One of my favourite movies of ALL time – “Millenium Mambo” by Hsou Hsiao Hsien featuring the beautiful Shu Qi.
One of the BEST, most delicate, hauntingly beautiful opening scenes ever. One of the BEST closing scenes ever. Amazing soundtrack by Lim Giong.
Working as a hostess in a trendy bar, a young beauty finds herself mercilessly torn between two men; Hao-hao, her neurotic and jealous live-in boyfriend and Jack, the mysterious and enterprising gangster who may be her undoing. Set against the intoxicating and decadent background of modern day Hong Kong, Millennium Mambo chronicles the fleeting, finite blooming of a young woman. Featuring a radiant performance from Hong Kong starlet Shu Qi (So Close, The Transporter), and photographed with playful luminescence by Mark Lee Ping-bing (In The Mood For Love, Springtime In A Small Town). From the master filmmaker Hou Hsiao Hsien (Flight Of The Red Balloon, Flowers Of Shanghai).
Ever since my wonderful friend Helge introduced me to the beautiful world of Hong Kong Cinema about 8 years ago I have been a huge fan.
When I talk about Hong Kong cinema I do not mean martial arts, kung fu, Jackie Chan or any of that type of genre. For me the beauty of Hong Kong Cinema lies in the small and limited world of the “second wave” of “alternative cinema” that happened mainly in the late 1980’s and to some extent in the 1990’s – perfectly orchestrated like none other by the one and only Wong Kar-Wai. Every single work of his is art – art that seduces the senses. The man is a true genius and a pure artist like very few others and he works with one of the best cinematographers of our times – the exceptionally gifted Christopher Doyle (no one can make cigarette smoke look as beautiful and sexy and desirable as this man can).

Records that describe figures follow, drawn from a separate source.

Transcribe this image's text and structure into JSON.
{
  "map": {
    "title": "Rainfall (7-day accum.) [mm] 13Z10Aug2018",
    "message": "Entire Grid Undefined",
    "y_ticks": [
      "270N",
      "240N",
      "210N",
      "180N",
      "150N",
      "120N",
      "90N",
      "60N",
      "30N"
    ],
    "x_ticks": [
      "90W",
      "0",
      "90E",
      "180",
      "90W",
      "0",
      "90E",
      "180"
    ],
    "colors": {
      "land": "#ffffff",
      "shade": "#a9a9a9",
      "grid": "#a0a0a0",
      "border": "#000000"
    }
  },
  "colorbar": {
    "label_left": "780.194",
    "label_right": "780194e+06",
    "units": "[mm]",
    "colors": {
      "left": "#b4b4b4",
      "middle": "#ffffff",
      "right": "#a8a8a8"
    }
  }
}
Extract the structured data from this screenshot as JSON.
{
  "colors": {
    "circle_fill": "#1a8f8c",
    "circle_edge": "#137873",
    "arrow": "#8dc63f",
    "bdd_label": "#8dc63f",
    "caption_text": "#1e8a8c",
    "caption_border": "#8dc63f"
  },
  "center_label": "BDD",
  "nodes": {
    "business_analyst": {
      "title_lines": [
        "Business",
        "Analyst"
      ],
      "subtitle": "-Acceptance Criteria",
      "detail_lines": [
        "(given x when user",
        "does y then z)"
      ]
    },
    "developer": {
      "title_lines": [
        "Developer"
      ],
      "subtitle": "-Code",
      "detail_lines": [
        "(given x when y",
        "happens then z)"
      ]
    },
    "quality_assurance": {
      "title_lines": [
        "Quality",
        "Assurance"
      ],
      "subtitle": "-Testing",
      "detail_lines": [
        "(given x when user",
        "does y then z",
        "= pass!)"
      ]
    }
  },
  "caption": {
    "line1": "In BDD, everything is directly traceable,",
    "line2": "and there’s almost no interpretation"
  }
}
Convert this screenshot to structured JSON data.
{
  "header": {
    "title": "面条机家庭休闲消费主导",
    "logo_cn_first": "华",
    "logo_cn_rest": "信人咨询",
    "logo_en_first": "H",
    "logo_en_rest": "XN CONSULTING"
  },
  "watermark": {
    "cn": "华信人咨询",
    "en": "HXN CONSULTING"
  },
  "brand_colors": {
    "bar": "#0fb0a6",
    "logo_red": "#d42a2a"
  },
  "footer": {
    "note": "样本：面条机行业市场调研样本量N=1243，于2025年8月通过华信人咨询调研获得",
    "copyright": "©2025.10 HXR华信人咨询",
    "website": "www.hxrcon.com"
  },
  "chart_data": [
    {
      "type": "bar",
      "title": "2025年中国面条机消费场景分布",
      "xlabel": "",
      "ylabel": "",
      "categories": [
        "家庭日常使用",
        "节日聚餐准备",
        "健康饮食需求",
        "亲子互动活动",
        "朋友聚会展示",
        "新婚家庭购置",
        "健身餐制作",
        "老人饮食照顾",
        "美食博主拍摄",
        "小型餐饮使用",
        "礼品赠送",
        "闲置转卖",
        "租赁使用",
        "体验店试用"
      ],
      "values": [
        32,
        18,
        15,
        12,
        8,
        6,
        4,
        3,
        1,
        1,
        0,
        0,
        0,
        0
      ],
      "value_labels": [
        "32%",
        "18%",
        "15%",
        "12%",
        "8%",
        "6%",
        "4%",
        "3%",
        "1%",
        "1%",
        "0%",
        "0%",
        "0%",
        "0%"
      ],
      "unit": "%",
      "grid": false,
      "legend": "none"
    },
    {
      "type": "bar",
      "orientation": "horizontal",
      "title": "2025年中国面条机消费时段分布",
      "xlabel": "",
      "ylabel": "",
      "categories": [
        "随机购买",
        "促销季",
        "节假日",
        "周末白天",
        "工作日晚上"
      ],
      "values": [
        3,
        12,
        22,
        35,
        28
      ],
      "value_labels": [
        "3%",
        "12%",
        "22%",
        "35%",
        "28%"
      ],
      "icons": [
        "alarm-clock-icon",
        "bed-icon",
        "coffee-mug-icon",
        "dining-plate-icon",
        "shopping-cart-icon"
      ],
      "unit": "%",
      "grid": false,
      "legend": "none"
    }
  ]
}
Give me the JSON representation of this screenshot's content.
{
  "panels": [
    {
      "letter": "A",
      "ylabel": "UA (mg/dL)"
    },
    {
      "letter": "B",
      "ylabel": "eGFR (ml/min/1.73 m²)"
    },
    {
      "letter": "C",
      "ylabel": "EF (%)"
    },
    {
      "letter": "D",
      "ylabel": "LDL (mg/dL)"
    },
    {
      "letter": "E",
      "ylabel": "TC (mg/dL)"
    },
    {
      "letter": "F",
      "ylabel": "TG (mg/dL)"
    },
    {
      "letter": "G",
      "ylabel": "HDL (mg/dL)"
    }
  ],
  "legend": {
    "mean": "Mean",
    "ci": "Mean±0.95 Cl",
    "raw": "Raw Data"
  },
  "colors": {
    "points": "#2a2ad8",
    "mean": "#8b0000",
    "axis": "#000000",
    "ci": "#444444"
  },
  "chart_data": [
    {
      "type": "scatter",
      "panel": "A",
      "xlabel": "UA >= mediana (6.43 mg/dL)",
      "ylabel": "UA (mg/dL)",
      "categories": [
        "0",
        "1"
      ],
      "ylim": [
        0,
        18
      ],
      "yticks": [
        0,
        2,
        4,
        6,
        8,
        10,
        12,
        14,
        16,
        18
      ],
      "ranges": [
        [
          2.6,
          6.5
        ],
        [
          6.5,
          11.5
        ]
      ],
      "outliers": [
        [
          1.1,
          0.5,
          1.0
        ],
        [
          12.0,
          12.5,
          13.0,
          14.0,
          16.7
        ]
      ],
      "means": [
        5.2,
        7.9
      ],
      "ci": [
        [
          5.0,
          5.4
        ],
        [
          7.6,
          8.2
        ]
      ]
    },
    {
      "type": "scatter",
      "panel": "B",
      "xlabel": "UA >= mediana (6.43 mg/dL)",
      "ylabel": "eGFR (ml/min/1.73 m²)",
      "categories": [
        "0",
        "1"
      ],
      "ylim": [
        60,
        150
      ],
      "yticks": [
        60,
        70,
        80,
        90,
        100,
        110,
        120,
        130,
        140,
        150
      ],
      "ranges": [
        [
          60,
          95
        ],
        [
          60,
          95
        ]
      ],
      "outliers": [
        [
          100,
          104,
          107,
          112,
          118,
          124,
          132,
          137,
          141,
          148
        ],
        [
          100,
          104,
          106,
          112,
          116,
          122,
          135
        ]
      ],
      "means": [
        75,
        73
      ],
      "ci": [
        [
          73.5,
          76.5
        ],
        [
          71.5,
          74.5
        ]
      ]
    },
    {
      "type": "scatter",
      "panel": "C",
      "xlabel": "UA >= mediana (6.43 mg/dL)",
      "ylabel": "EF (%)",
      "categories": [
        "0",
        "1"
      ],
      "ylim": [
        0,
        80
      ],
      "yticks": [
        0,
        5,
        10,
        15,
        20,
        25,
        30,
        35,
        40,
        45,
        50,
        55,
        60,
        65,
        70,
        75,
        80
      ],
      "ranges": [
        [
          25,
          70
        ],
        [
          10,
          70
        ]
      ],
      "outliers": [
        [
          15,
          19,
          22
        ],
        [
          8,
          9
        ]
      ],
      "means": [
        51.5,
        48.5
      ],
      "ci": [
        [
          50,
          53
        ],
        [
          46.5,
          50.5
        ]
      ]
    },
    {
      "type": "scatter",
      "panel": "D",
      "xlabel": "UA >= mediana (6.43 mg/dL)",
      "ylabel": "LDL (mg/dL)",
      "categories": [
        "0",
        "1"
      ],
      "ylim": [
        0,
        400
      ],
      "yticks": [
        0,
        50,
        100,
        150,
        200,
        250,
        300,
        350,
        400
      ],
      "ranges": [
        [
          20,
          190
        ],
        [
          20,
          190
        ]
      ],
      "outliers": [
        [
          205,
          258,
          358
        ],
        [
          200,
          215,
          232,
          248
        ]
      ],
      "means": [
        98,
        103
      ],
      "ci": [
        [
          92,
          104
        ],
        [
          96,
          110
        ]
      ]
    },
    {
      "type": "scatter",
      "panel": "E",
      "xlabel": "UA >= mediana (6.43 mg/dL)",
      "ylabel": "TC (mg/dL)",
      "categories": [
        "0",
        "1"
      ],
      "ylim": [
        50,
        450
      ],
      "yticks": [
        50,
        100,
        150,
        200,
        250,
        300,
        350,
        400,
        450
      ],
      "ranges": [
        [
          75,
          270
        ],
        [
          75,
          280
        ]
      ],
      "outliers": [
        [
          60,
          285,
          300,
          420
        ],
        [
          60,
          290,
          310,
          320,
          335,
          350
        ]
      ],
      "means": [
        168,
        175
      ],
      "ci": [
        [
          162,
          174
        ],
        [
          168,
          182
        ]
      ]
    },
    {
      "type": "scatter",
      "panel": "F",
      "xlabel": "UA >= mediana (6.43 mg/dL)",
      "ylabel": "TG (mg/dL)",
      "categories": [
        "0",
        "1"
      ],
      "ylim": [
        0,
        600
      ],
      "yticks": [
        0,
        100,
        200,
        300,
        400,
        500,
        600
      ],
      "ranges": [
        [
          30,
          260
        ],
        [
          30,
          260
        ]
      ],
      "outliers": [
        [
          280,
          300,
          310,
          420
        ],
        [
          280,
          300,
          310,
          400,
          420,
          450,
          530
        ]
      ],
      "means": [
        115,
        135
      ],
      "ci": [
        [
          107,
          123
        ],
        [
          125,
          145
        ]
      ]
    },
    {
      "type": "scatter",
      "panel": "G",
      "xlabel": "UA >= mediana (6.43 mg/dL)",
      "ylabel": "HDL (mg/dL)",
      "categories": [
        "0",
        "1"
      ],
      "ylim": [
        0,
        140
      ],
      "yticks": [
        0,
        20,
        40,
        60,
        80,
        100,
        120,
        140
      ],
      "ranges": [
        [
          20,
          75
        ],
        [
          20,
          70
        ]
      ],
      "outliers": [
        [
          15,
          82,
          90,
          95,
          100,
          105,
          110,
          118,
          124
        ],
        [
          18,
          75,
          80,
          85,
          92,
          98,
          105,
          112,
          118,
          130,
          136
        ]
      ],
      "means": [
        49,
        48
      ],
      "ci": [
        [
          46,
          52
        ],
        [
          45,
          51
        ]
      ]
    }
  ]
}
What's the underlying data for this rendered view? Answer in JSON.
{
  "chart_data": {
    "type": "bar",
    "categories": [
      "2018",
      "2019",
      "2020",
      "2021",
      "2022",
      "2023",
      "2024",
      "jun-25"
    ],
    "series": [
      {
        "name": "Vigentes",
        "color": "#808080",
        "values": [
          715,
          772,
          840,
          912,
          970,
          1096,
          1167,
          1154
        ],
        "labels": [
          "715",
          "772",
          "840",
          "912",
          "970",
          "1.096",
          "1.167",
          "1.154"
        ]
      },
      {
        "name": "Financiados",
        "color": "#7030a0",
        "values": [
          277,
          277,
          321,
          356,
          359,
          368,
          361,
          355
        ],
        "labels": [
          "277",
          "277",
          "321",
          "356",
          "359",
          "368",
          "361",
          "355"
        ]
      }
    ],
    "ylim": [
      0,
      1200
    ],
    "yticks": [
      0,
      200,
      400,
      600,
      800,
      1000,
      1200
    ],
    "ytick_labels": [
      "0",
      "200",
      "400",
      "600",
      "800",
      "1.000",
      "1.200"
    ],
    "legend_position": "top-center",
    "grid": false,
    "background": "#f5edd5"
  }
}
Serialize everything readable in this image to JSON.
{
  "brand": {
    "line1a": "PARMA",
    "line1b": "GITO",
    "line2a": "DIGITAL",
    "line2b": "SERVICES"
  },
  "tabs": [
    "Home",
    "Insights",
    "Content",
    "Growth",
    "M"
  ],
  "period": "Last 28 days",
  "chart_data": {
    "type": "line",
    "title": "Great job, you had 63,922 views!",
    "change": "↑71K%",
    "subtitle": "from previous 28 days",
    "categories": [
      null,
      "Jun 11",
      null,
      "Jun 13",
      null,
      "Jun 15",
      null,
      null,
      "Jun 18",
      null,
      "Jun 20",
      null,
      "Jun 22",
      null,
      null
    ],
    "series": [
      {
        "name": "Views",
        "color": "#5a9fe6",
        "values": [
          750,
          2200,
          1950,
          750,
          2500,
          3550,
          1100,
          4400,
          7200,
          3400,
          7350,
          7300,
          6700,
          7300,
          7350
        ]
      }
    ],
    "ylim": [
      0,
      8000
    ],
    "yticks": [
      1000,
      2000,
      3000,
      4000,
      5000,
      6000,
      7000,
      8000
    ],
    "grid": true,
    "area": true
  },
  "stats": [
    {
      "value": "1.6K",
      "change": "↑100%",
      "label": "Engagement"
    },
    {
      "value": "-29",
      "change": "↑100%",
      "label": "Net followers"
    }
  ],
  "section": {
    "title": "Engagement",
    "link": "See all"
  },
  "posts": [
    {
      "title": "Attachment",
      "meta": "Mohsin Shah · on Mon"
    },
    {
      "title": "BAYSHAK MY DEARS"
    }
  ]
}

Wong Kar-Wai’s masterpieces often featuring the late Leslie Cheung as well as the wonderful Tony Leung and Maggie Cheung are some of my all time favourite movies – lush visuals and music, melancholy, always a burden of memories and dreams unachieved or unattainable, misfit lead characters, mood heavy and yearling for romance, soaked and dripping in a layer of timeless nostalgic exotic heady incense. They are a dream and they transport you in time, they hypnotise you.
One my personal all time favourites is his “Fallen Angels” – surprisingly low on the melancholy and missing both Leung and Cheung – this 1995 movie is much less romantic or time-travelly as his other masterpieces, it is very urban and often categorised as a neo-noir film about a disillusioned hit-man trying to overcome the affections of his partner, a strange drifter looking for her ex-boyfriend, and a mute trying to get the world’s attention in his own ways, all set against a sordid and surreal urban nightscape. Cue: a LOT of neon lighting (that I obviously love).